CAIMAN-ASR benchmark

This file describes how to run evaluation of CAIMAN-ASR. Please follow the installation guide for instructions on setup.

Please run all commands from the benchmark directory.

Note on the datasets

The evaluation script uses the LibriSpeech dev-clean dataset. Please refer to benchmarking with custom datasets for instructions on how to use a custom dataset.

Note on using Docker

If you installed using Docker, you must prepend ./launch.bash to all commands in this file.

The script to run CAIMAN-ASR evaluation is transcribe_caiman.py. It is composed of 3 steps which are all performed in sequence. There are however flags to control the flow and skip individual steps.

Data preparation
Transcription
Evaluation

Running the command will perform all 3 steps.

./transcribe_caiman.py --address <ADDRESS> --port <PORT> --run_name <unique name> --append_results caiman-base

And if you installed using Docker, instead run:

./launch.bash ./transcribe_caiman.py --address <ADDRESS> --port <PORT> --run_name <unique name> --append_results caiman-base

where --address is the websocket address of transcription service and --port is the port.

The above command assumes you’re using the CAIMAN-ASR base model. If you want to use the large model, replace --append_results caiman-base with --append_results caiman-large.

Note on client speed

The client simulates a real user by feeding the audio to the server at real time. Since there are several hours of audio, the client will take several hours to run.

To instead do a trial run on just five audio files, pass the flag --limit_to 5.

Data preparation

This step is essential to run the first time the service is used. It downloads the evaluation audio data, ground truth CTM file, and prepares it all into manifests. There is typically no need to run it again when the user wants to only generate new transcriptions, so the script will automatically skip this step if the data exists.

If you want to redo the data preparation step anyway, pass the --force_data_prep flag.

./transcribe_caiman.py --address <ADDRESS> --port <PORT> --force_data_prep --run_name <unique name> --append_results caiman-base

Transcription

This step runs the transcription step and generates *.caiman-asr.trans transcription files. These are saved directly to the LibriSpeech directory. For each audio file, the script generates one transcription file.

By default, the transcription is skipped for already done audio, which will happen if you run the script another time with the same run_name. This behavior can be changed by passing the --force_transcription flag, and all files will be transcribed from scratch and existing transcription files will be overwritten.

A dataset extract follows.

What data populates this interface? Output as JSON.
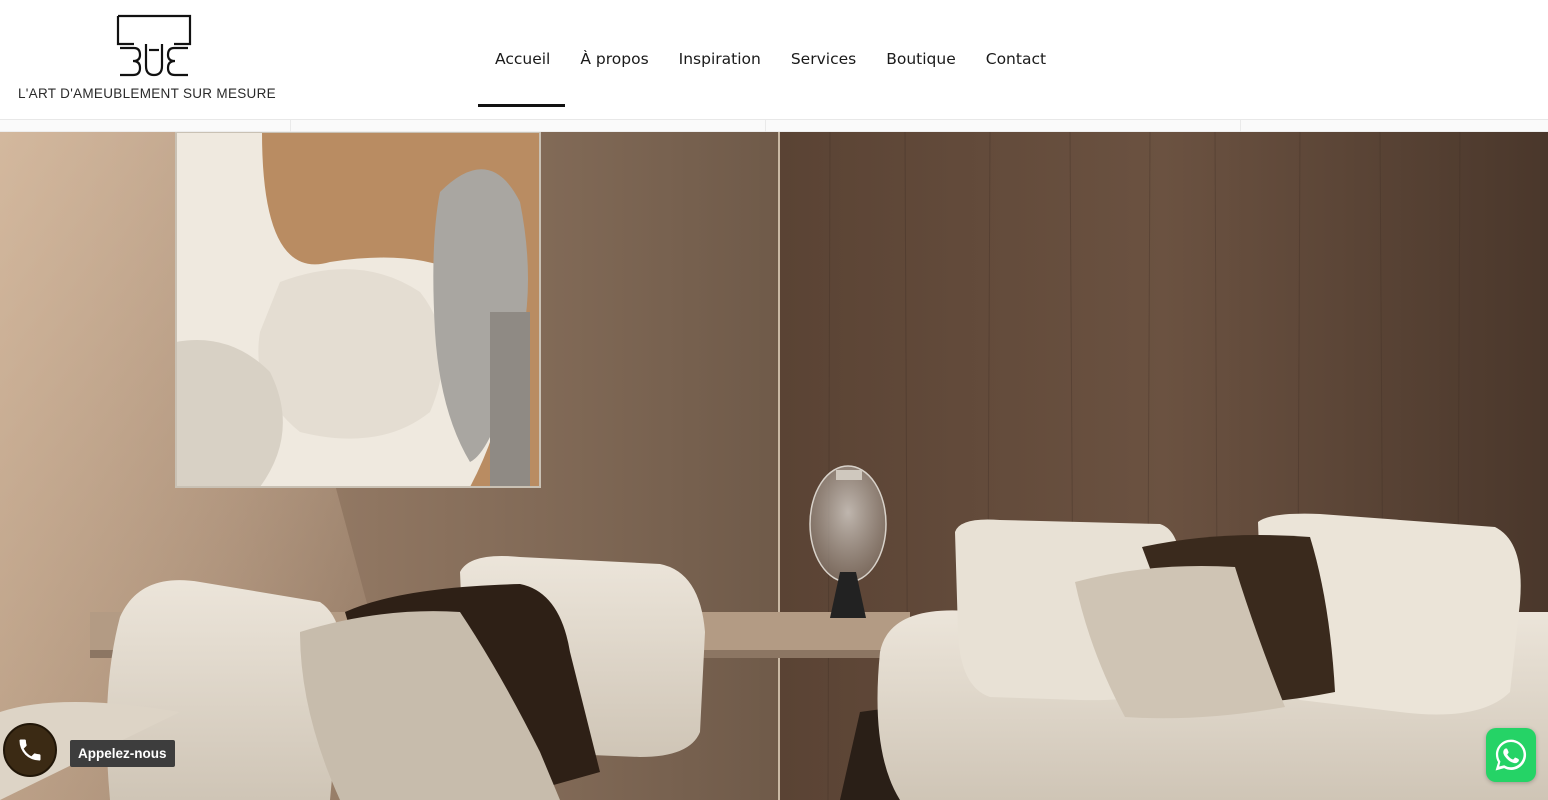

./transcribe_caiman.py --address <ADDRESS> --port <PORT> --force_transcription --run_name <name of previous run> --append_results caiman-base

The transcription step can be skipped by running the transcribe_caiman.py and passing the --skip_transcription flag.

./transcribe_caiman.py --address <ADDRESS> --port <PORT> --skip_transcription --run_name <name of previous run> --append_results caiman-base

Evaluation

This step takes generated trans files, aggregates them to a single librispeech-dev-clean.caiman-asr.ctm file, a ground truth CTM file, and computes the word error rate (WER) and latencies. The evaluation step can be skipped by running the transcribe_caiman.py and passing the --skip_evaluation flag.

./transcribe_caiman.py --address <ADDRESS> --port <PORT> --skip_evaluation --run_name <unique name> --append_results caiman-base

Results will also be saved in ~/.cache/myrtle/benchmark/results/[append_results].csv.

List of arguments

The arguments for transcribe_caiman are as follows:

--address <STRING_VALUE>: Server address the transcription service is running on, default=''.
--port <INT_VALUE>: Port number the transcription service is running on, default=3030.
--force_data_prep: Do the data preparation step even if the data already has been downloaded, default=False.
--force_transcription: Re-transcribe all audio files from scratch, default=False.
--skip_transcription: Skip transcription step and go directly to the evaluation step, default=False.
--skip_evaluation: Skip evaluation step, default=False.
--limit_to <INT_VALUE>: Limit transcription to a number of files. Suitable for testing purposes, default=None.
--run_name <STRING_VALUE>: Name used to identify results.
  Individual transcription files will be saved to `$HOME/.cache/myrtle/benchmark/<run name>`.
--append_results <STRING_VALUE>: Results will be appended to `~/.cache/myrtle/benchmark/results/[append_results].csv`
  Must be one of caiman-base, caiman-large.